Des radars mobiles toujours au point mort en Beauce

Des radars mobiles toujours au point mort en Beauce

Le radar mobile à Beauceville couvre le boulevard Renault et la route 173, d’un bout à l’autre de la municipalité.

Crédit photo : L'Éclaireur Progrès - Frédéric Desjardins

Malgré des réformes au Code de la sécurité routière (CSR) en avril 2018, les radars mobiles restent inactifs dans l’ensemble de la Beauce.

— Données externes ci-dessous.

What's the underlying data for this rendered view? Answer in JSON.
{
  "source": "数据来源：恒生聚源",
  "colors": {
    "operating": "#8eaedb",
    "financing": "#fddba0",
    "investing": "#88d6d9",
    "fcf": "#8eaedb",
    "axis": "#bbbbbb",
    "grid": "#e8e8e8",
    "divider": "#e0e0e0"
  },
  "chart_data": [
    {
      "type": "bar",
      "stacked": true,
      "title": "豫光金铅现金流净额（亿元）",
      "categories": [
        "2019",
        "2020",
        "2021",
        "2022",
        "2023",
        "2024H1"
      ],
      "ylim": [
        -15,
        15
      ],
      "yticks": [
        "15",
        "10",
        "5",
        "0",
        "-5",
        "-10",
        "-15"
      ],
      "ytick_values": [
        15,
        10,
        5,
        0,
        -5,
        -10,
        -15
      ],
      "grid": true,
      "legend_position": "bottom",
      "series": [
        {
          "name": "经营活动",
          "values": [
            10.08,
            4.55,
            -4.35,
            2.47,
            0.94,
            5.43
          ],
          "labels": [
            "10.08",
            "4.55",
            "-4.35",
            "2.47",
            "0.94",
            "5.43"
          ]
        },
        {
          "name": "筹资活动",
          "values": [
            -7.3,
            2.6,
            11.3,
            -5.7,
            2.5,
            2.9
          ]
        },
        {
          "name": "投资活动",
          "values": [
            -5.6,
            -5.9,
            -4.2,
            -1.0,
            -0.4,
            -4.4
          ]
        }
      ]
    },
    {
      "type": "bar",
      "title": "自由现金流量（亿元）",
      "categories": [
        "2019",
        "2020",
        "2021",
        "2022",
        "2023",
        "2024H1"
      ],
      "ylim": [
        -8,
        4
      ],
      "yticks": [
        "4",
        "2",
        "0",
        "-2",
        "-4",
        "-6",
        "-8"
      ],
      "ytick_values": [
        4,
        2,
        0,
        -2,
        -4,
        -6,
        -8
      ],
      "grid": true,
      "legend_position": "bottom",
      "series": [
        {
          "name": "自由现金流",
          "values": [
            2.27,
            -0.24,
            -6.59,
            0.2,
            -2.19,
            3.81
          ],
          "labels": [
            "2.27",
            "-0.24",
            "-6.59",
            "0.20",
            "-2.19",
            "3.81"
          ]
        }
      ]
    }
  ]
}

Rien n’a bougé dans les secteurs couverts par les radars mobiles à Beauceville, Saint-Prosper, Vallée-Jonction, Saint-Frédéric et Saint-Isidore. Les dernières contraventions décernées à ces endroits varient de novembre 2016 à février 2017.

Selon Émilie Lord, porte-parole du ministère des Transports du Québec, le gouvernement n’a pas encore modifié tout le mécanisme accélérant le traitement des constats d’infractions.

«De plus, les radars mobiles sont opérés par les policiers responsables de l’application du CSR sur leur territoire. Les opérations de surveillance se font de façon sporadique et les stratégies d’opération des radars mobiles sont sous la responsabilité des corps policiers», précise Mme Lord.

À l’opposé, les radars fixes ont retrouvé leur plein rendement au Québec. Inactif depuis février 2017, celui de Saint-Georges a décerné 28 constats, pour un total de 3031 $, entre le 1er et le 31 octobre 2018.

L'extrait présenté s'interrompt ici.